Yang lebih mengejutkan lagi, suara rusak ini juga lebih tinggi ketimbang perolehan suara 80 dari 83 nama keseluruhan caleg yang bertarung di dapil neraka. Dengan kata lain diluar 3 besar caleg peraih suara tertinggi, perolehannya tidak lebih baik dari jumlah suara tidak sah.
Kenyataan ini diluar perkiraan banyak pihak.

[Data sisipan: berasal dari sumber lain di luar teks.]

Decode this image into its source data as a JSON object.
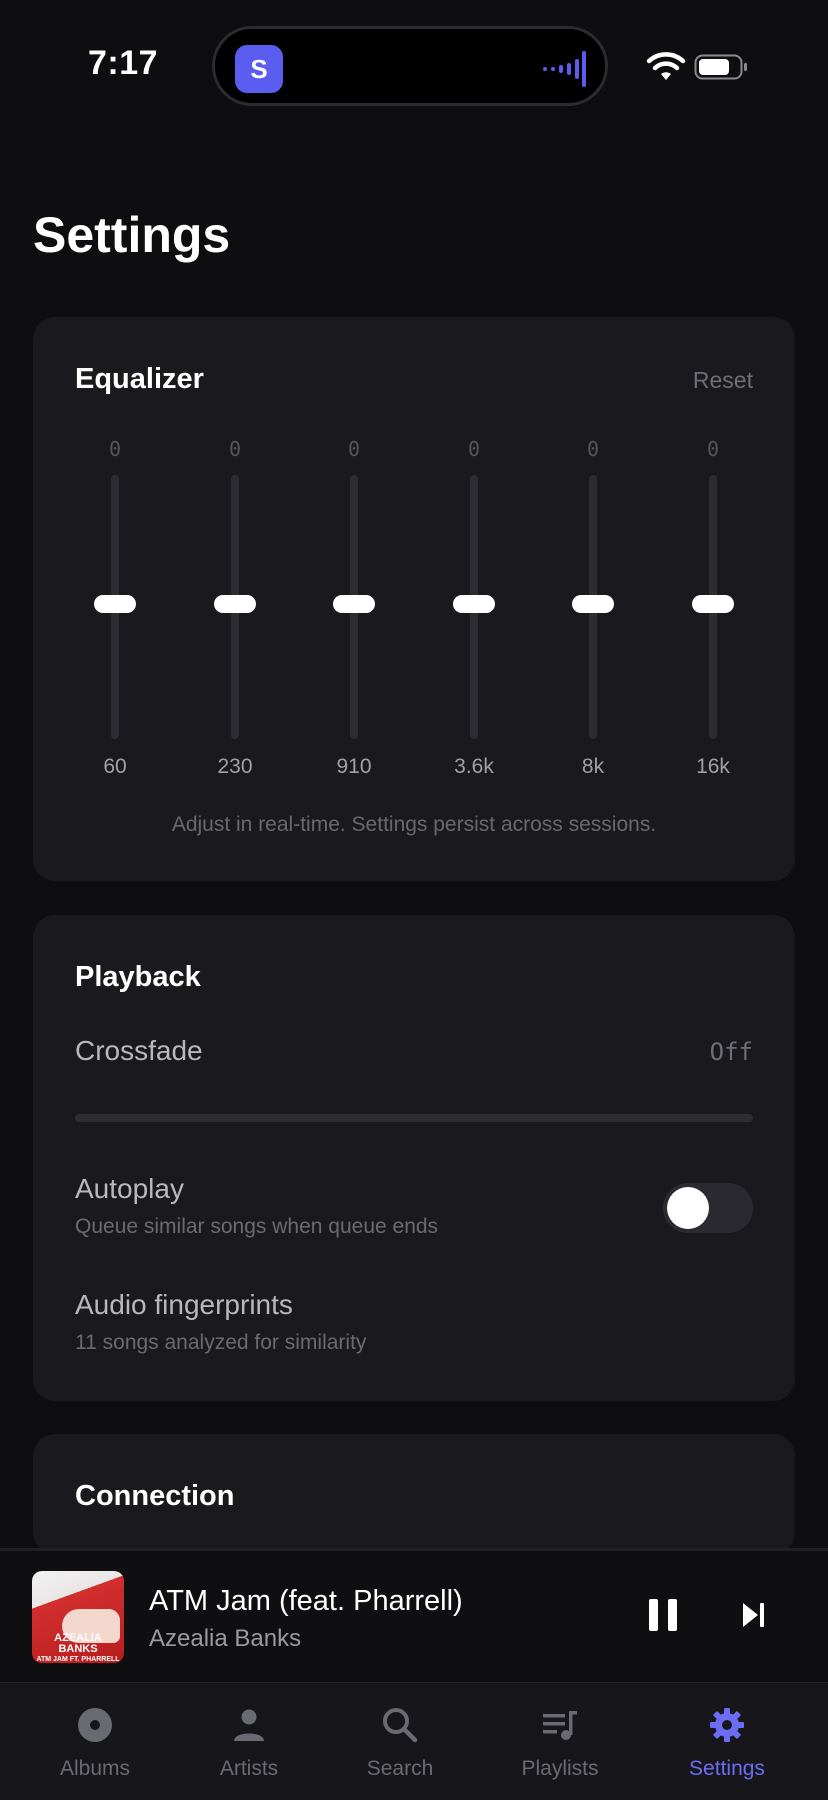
{
  "status_bar": {
    "time": "7:17",
    "island_app_letter": "S",
    "accent_color": "#5b5cf0"
  },
  "page": {
    "title": "Settings"
  },
  "equalizer": {
    "title": "Equalizer",
    "reset_label": "Reset",
    "bands": [
      {
        "value": "0",
        "label": "60",
        "gain": 0
      },
      {
        "value": "0",
        "label": "230",
        "gain": 0
      },
      {
        "value": "0",
        "label": "910",
        "gain": 0
      },
      {
        "value": "0",
        "label": "3.6k",
        "gain": 0
      },
      {
        "value": "0",
        "label": "8k",
        "gain": 0
      },
      {
        "value": "0",
        "label": "16k",
        "gain": 0
      }
    ],
    "note": "Adjust in real-time. Settings persist across sessions."
  },
  "playback": {
    "title": "Playback",
    "crossfade_label": "Crossfade",
    "crossfade_value": "Off",
    "autoplay_label": "Autoplay",
    "autoplay_sub": "Queue similar songs when queue ends",
    "autoplay_on": false,
    "fingerprints_label": "Audio fingerprints",
    "fingerprints_sub": "11 songs analyzed for similarity"
  },
  "connection": {
    "title": "Connection"
  },
  "mini_player": {
    "track_title": "ATM Jam (feat. Pharrell)",
    "artist": "Azealia Banks",
    "art_text": "AZEALIA BANKS",
    "art_sub": "ATM JAM FT. PHARRELL"
  },
  "tabs": [
    {
      "label": "Albums",
      "icon": "disc-icon"
    },
    {
      "label": "Artists",
      "icon": "person-icon"
    },
    {
      "label": "Search",
      "icon": "search-icon"
    },
    {
      "label": "Playlists",
      "icon": "playlist-icon"
    },
    {
      "label": "Settings",
      "icon": "gear-icon",
      "active": true
    }
  ]
}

Anggota DPRD Pacitan Fraksi Demokrat, Rudi Handoko, meminta semua pihak mencari sumber meledaknya suara tidak sah di dapil neraka. Setidaknya sebagai pedoman untuk perbaikan pada pemilu atau pesta demokrasi berikutnya.
“Besarnya suara tidak sah ini perlu dikaji penyebabnya. Jika pemahaman warga yang masih minim, maka KPU dan jajarannya harus bersedia turun hingga ke tingkat paling bawah. Selain itu, kedepan diperlukan pemetaan dan perhatian khusus bagi desa dengan jumlah suara rusak terbanyak,” kata Caleg Demokrat yang diprediksi kembali lolos ke DPRD Pacitan itu.